The Adventures of Huck Finn (Original Motion Picture Soundtrack)
| No. | Title | Length |
|---|---|---|
| 1. | "Main Title" | 4:43 |
| 2. | "Missy Finn Goes Shoppin'" | 2:42 |
| 3. | "Next Of Kin" | 2:01 |
| 4. | "Do The Right Thang" | 2:48 |
| 5. | "Once A Slave" | 3:26 |
| 6. | "We're Still Friends" | 2:43 |
| 7. | "Billy Gets Killed" | 2:19 |
| 8. | "The Barge" | 2:43 |
| 9. | "Huck Springs Jim" | 3:15 |
| 10. | "All's Well" | 4:25 |
| Total length: |  | 31:05 |

==Reception==
The Adventures of Huck Finn was a financial success, debuting at number two at the box office, and grossing over $24 million.

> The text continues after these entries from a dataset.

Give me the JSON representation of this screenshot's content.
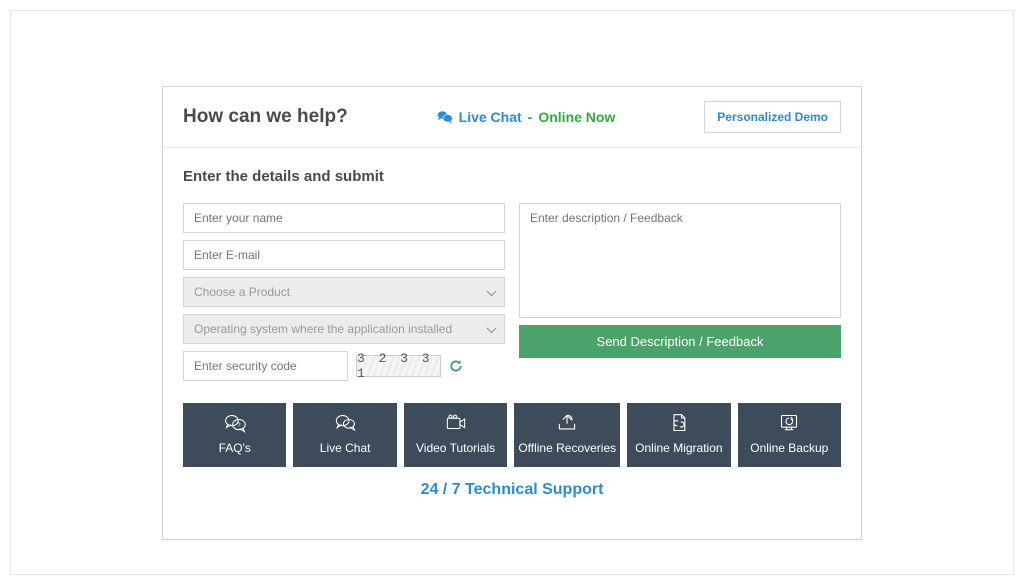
{
  "header": {
    "title": "How can we help?",
    "live_chat_label": "Live Chat",
    "live_chat_sep": " - ",
    "live_chat_status": "Online Now",
    "demo_button": "Personalized Demo"
  },
  "form": {
    "subtitle": "Enter the details and submit",
    "name_placeholder": "Enter your name",
    "email_placeholder": "Enter E-mail",
    "product_placeholder": "Choose a Product",
    "os_placeholder": "Operating system where the application installed",
    "code_placeholder": "Enter security code",
    "captcha_value": "3 2 3 3 1",
    "description_placeholder": "Enter description / Feedback",
    "submit_label": "Send Description / Feedback"
  },
  "tiles": [
    {
      "label": "FAQ's"
    },
    {
      "label": "Live Chat"
    },
    {
      "label": "Video Tutorials"
    },
    {
      "label": "Offline Recoveries"
    },
    {
      "label": "Online Migration"
    },
    {
      "label": "Online Backup"
    }
  ],
  "footer": {
    "text": "24 / 7 Technical Support"
  }
}
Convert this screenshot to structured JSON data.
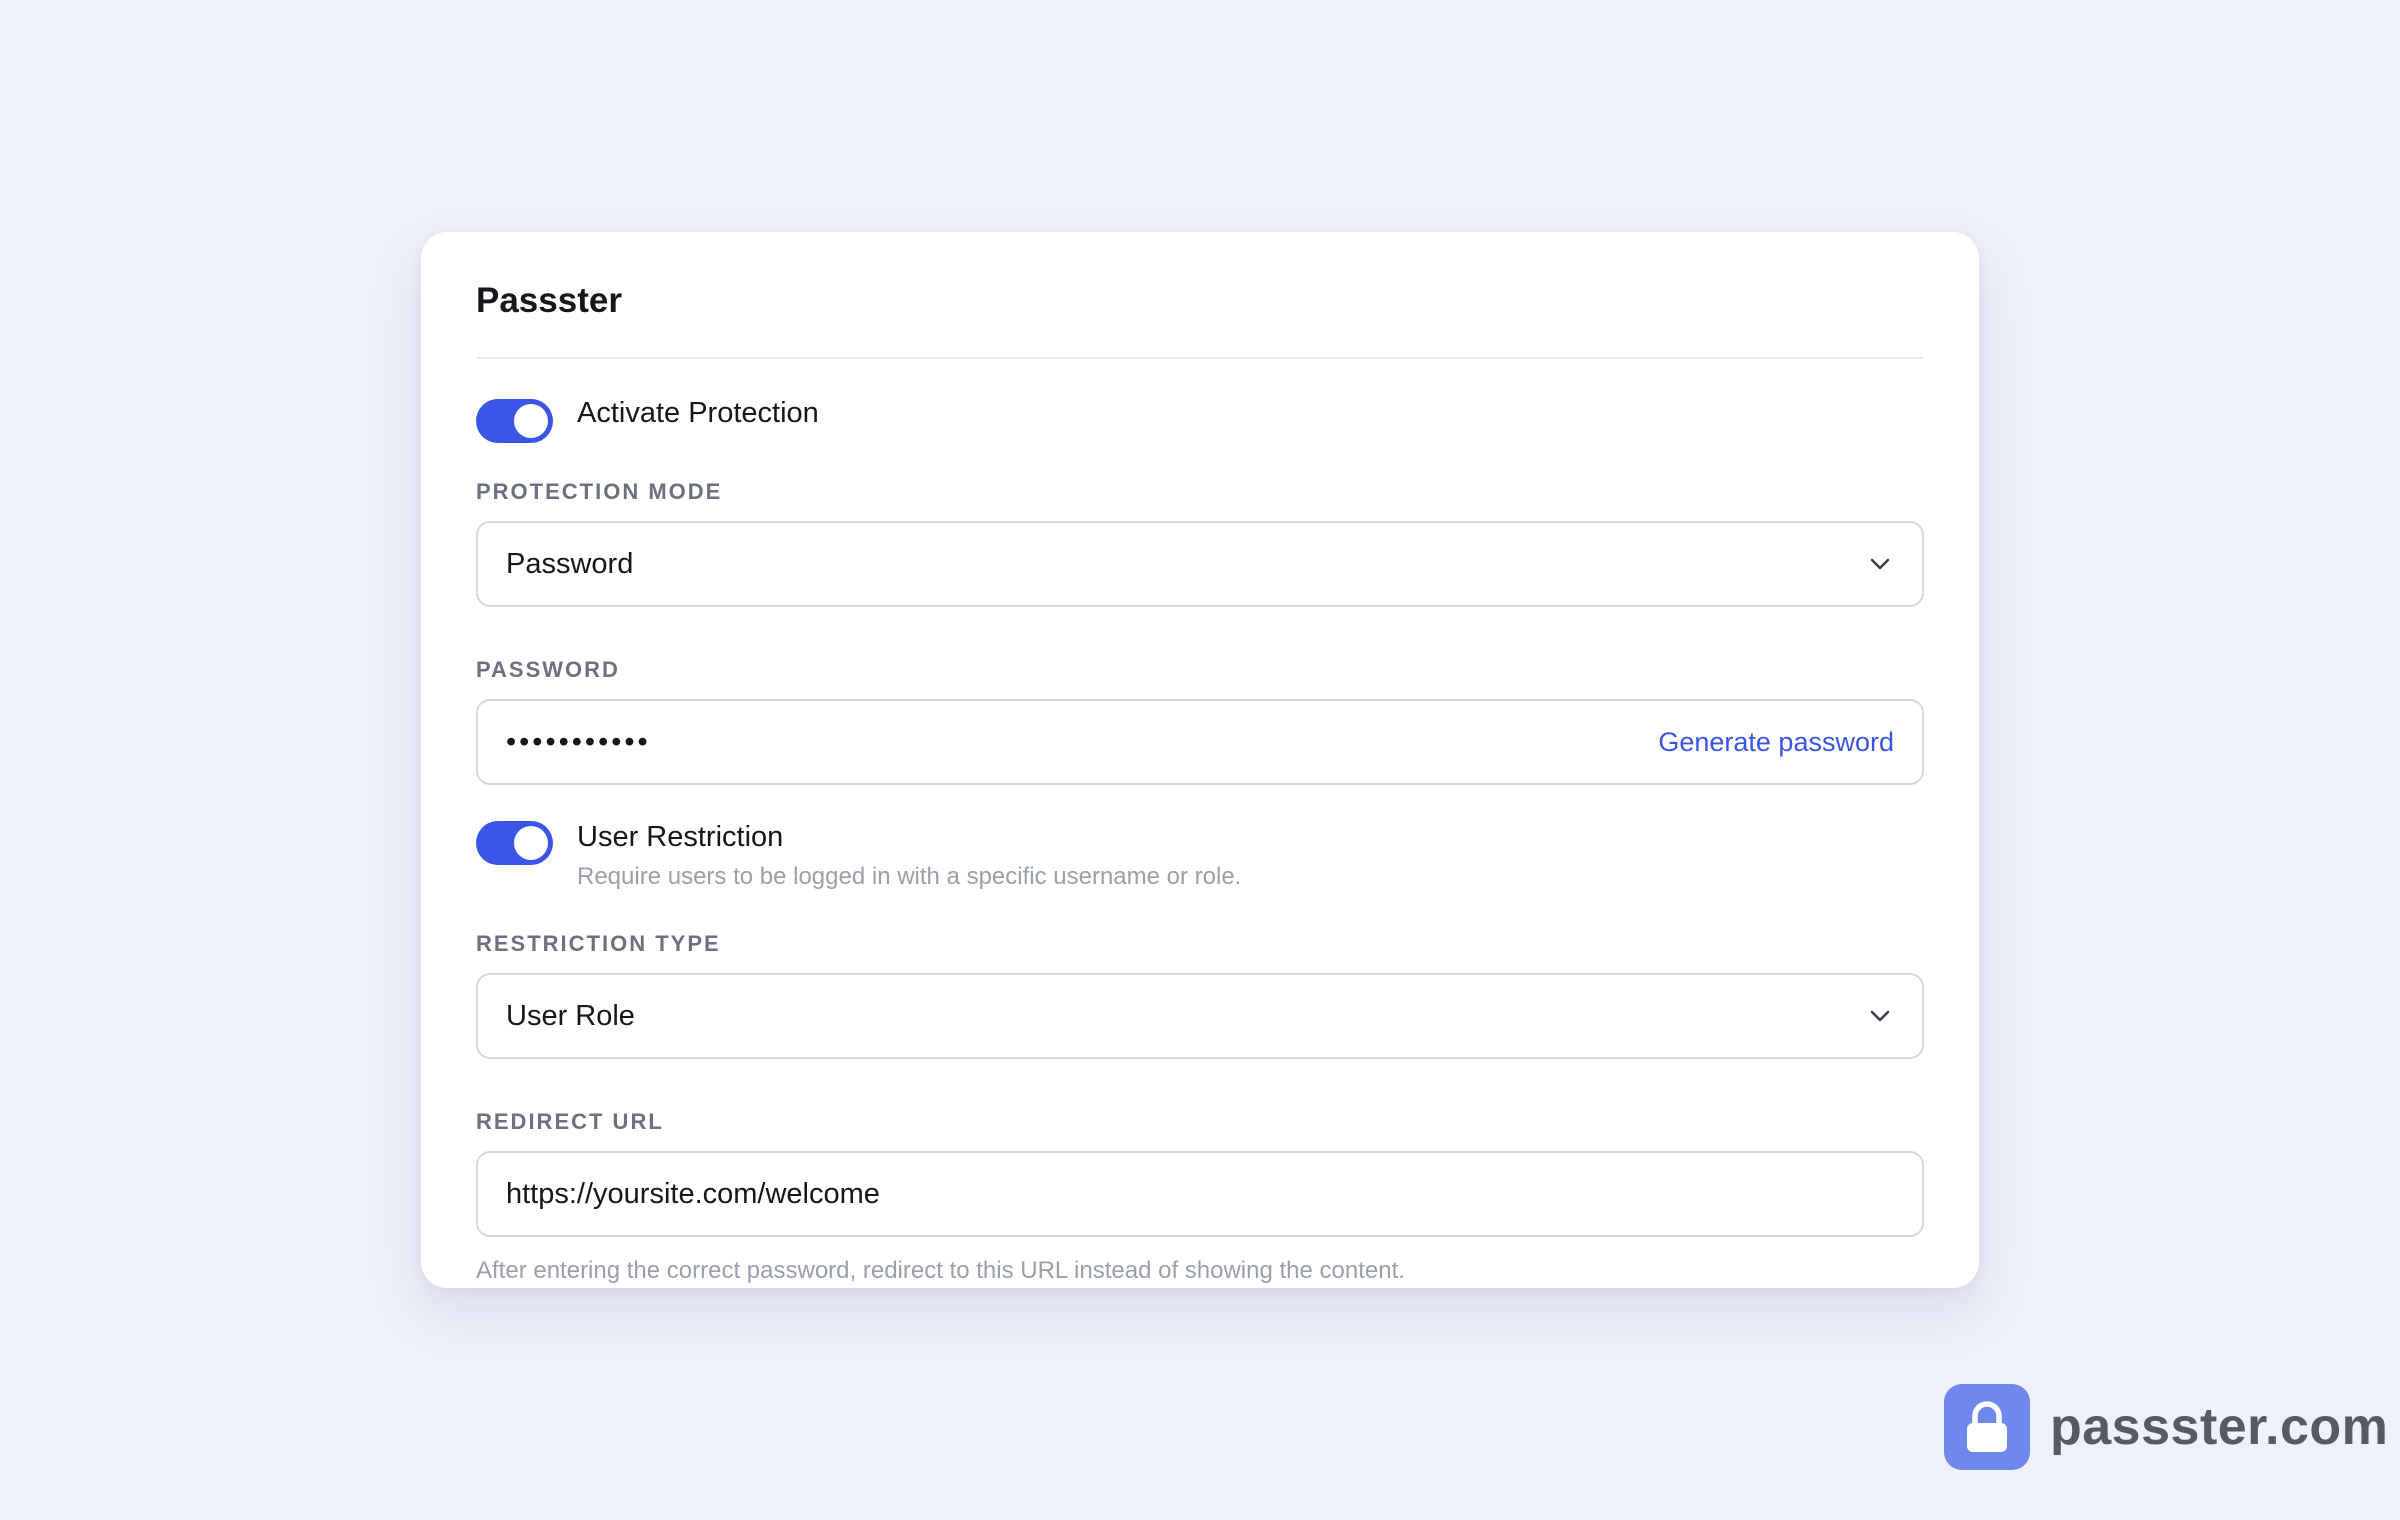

The film received generally positive reviews from critics, and currently holds a 75% "fresh" rating at review aggregate Rotten Tomatoes based on 16 reviews. Noted critic Roger Ebert gave the film 3 out of 4 stars, writing "The story of Huck and Jim has been told in six or seven earlier movies, and now comes The Adventures of Huck Finn, a graceful and entertaining version by a young director named Stephen Sommers, who doesn't dwell on the film's humane message, but doesn't avoid it, either."

==Home media==
The film was released on VHS and LaserDisc on November 24, 1993. The DVD was released on January 15, 2002, On February 10, 2009 the film was released double feature with Tom and Huck (1995).